On the 2nd of December, 2020, the European Commission published its Strategy to strengthen the application of the Charter of Fundamental Rights in the EU. The main focus of the Strategy is placed on how to better hold EU Member States to account for the rights enshrined in the Charter and for this, how to strengthen the knowledge, capacities and networks of the various NGOs. The document describes that „ from 2021, the Commission will present a new annual report on the application of the Charter in the EU, which, in contrast with the Commission’s previous Charter reports, will look more closely at the Charter’s application in the Member States and will provide further insight to the Commission for the assessment of compliance of national legislation with EU law.”

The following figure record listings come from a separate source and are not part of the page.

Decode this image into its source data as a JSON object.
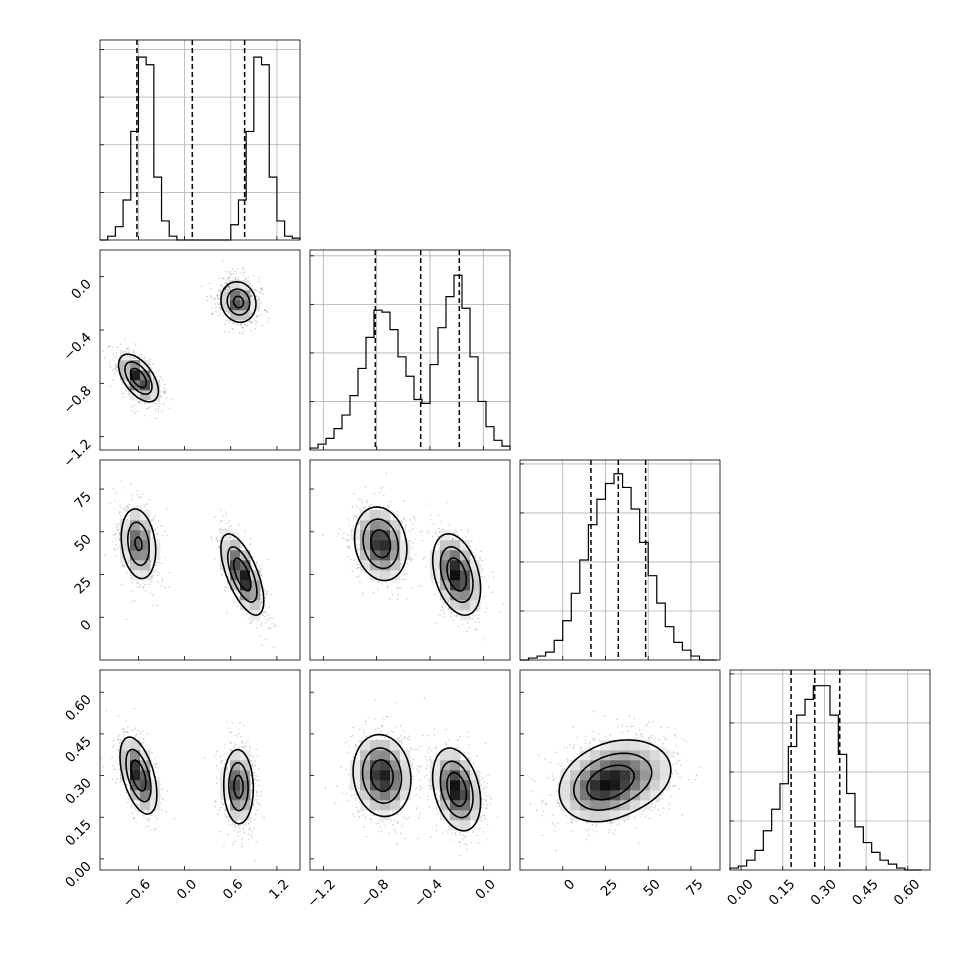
{
  "chart_data": {
    "type": "corner",
    "n_params": 4,
    "grid": true,
    "parameters": [
      {
        "range": [
          -1.1,
          1.5
        ],
        "ticks": [
          -0.6,
          0.0,
          0.6,
          1.2
        ],
        "tick_labels": [
          "−0.6",
          "0.0",
          "0.6",
          "1.2"
        ]
      },
      {
        "range": [
          -1.3,
          0.2
        ],
        "ticks": [
          -1.2,
          -0.8,
          -0.4,
          0.0
        ],
        "tick_labels": [
          "−1.2",
          "−0.8",
          "−0.4",
          "0.0"
        ]
      },
      {
        "range": [
          -25,
          92
        ],
        "ticks": [
          0,
          25,
          50,
          75
        ],
        "tick_labels": [
          "0",
          "25",
          "50",
          "75"
        ]
      },
      {
        "range": [
          -0.04,
          0.68
        ],
        "ticks": [
          0.0,
          0.15,
          0.3,
          0.45,
          0.6
        ],
        "tick_labels": [
          "0.00",
          "0.15",
          "0.30",
          "0.45",
          "0.60"
        ]
      }
    ],
    "histograms": [
      {
        "bin_edges": [
          -1.1,
          -1.0,
          -0.9,
          -0.8,
          -0.7,
          -0.6,
          -0.5,
          -0.4,
          -0.3,
          -0.2,
          -0.1,
          0.0,
          0.1,
          0.2,
          0.3,
          0.4,
          0.5,
          0.6,
          0.7,
          0.8,
          0.9,
          1.0,
          1.1,
          1.2,
          1.3,
          1.4,
          1.5
        ],
        "counts": [
          0,
          2,
          7,
          21,
          57,
          96,
          92,
          33,
          10,
          2,
          0,
          0,
          0,
          0,
          0,
          0,
          0,
          8,
          21,
          57,
          96,
          92,
          33,
          10,
          2,
          1
        ],
        "ymax": 105,
        "quantiles": [
          -0.62,
          0.1,
          0.78
        ]
      },
      {
        "bin_edges": [
          -1.3,
          -1.24,
          -1.18,
          -1.12,
          -1.06,
          -1.0,
          -0.94,
          -0.88,
          -0.82,
          -0.76,
          -0.7,
          -0.64,
          -0.58,
          -0.52,
          -0.46,
          -0.4,
          -0.34,
          -0.28,
          -0.22,
          -0.16,
          -0.1,
          -0.04,
          0.02,
          0.08,
          0.14,
          0.2
        ],
        "counts": [
          1,
          3,
          6,
          11,
          18,
          28,
          42,
          58,
          72,
          71,
          62,
          48,
          38,
          26,
          24,
          44,
          63,
          79,
          90,
          73,
          48,
          25,
          12,
          5,
          2
        ],
        "ymax": 103,
        "quantiles": [
          -0.81,
          -0.47,
          -0.18
        ]
      },
      {
        "bin_edges": [
          -25,
          -20,
          -15,
          -10,
          -5,
          0,
          5,
          10,
          15,
          20,
          25,
          30,
          35,
          40,
          45,
          50,
          55,
          60,
          65,
          70,
          75,
          80,
          85,
          90
        ],
        "counts": [
          0,
          1,
          2,
          4,
          10,
          20,
          34,
          51,
          69,
          82,
          90,
          95,
          88,
          77,
          60,
          43,
          29,
          17,
          9,
          5,
          2,
          0,
          0
        ],
        "ymax": 102,
        "quantiles": [
          16.5,
          32.5,
          48.5
        ]
      },
      {
        "bin_edges": [
          -0.04,
          -0.01,
          0.02,
          0.05,
          0.08,
          0.11,
          0.14,
          0.17,
          0.2,
          0.23,
          0.26,
          0.29,
          0.32,
          0.35,
          0.38,
          0.41,
          0.44,
          0.47,
          0.5,
          0.53,
          0.56,
          0.59,
          0.62,
          0.65
        ],
        "counts": [
          1,
          2,
          5,
          10,
          20,
          31,
          44,
          63,
          79,
          87,
          94,
          94,
          79,
          59,
          39,
          22,
          14,
          9,
          5,
          3,
          1,
          0,
          0
        ],
        "ymax": 102,
        "quantiles": [
          0.18,
          0.265,
          0.355
        ]
      }
    ],
    "distributions": [
      {
        "pairs": [
          0,
          1
        ],
        "components": [
          {
            "center": [
              -0.6,
              -0.76
            ],
            "spread": [
              0.13,
              0.09
            ],
            "rho": -0.55,
            "weight": 0.5
          },
          {
            "center": [
              0.7,
              -0.19
            ],
            "spread": [
              0.12,
              0.08
            ],
            "rho": -0.1,
            "weight": 0.5
          }
        ]
      },
      {
        "pairs": [
          0,
          2
        ],
        "components": [
          {
            "center": [
              -0.6,
              43
            ],
            "spread": [
              0.12,
              11
            ],
            "rho": -0.2,
            "weight": 0.5
          },
          {
            "center": [
              0.75,
              25
            ],
            "spread": [
              0.14,
              12
            ],
            "rho": -0.65,
            "weight": 0.5
          }
        ]
      },
      {
        "pairs": [
          1,
          2
        ],
        "components": [
          {
            "center": [
              -0.77,
              43
            ],
            "spread": [
              0.1,
              11
            ],
            "rho": -0.15,
            "weight": 0.5
          },
          {
            "center": [
              -0.2,
              25
            ],
            "spread": [
              0.09,
              12
            ],
            "rho": -0.35,
            "weight": 0.5
          }
        ]
      },
      {
        "pairs": [
          0,
          3
        ],
        "components": [
          {
            "center": [
              -0.6,
              0.3
            ],
            "spread": [
              0.12,
              0.07
            ],
            "rho": -0.5,
            "weight": 0.5
          },
          {
            "center": [
              0.7,
              0.26
            ],
            "spread": [
              0.1,
              0.07
            ],
            "rho": -0.05,
            "weight": 0.5
          }
        ]
      },
      {
        "pairs": [
          1,
          3
        ],
        "components": [
          {
            "center": [
              -0.76,
              0.3
            ],
            "spread": [
              0.11,
              0.075
            ],
            "rho": -0.1,
            "weight": 0.5
          },
          {
            "center": [
              -0.2,
              0.25
            ],
            "spread": [
              0.09,
              0.075
            ],
            "rho": -0.3,
            "weight": 0.5
          }
        ]
      },
      {
        "pairs": [
          2,
          3
        ],
        "components": [
          {
            "center": [
              34,
              0.3
            ],
            "spread": [
              16,
              0.07
            ],
            "rho": 0.15,
            "weight": 0.6
          },
          {
            "center": [
              20,
              0.24
            ],
            "spread": [
              12,
              0.06
            ],
            "rho": 0.1,
            "weight": 0.4
          }
        ]
      }
    ]
  }
}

At the beginning of this year, the LIBE Committee of the European Parliament held a debate on a new strategy for the Charter of Fundamental Rights. It also became apparent during the exchange of views that the majority of the MEPs see the Charter as another instrument for rule of law investigations against Member States. In the debate, the usual criticisms against Hungary and Poland were repeated, focusing on how the Charter of Fundamental Rights could be linked to the Commission’s annual report on the rule of law monitoring EU Member States. Thereby, the Charter appeared as a supplementary tool to put pressure on Member States in order to force domestic political changes requested by the EU.
The reflection at EU level on the application of the Charter of Fundamental Rights could easily get lost in the series of loud political debates around the rule of law. However, it is worth paying more attention to this instrument. The Commission’s Communication of last December stated that the application of the Charter would cover an increasing number of areas. Koen Lenaerts, President of the European Court of Justice also claimed at a conference organized on the 20th anniversary of the Charter last December that the Charter would play an increasing role in important cases before the Court of Justice of the Union. As the Communication of the Commission also mentions, these could include sensitive areas to Member States’ sovereignty such as migration, justice, employment or taxation. Meanwhile, the original aim of the Charter, the protection against violations of fundamental rights by the EU institutions, becomes more and more forgotten.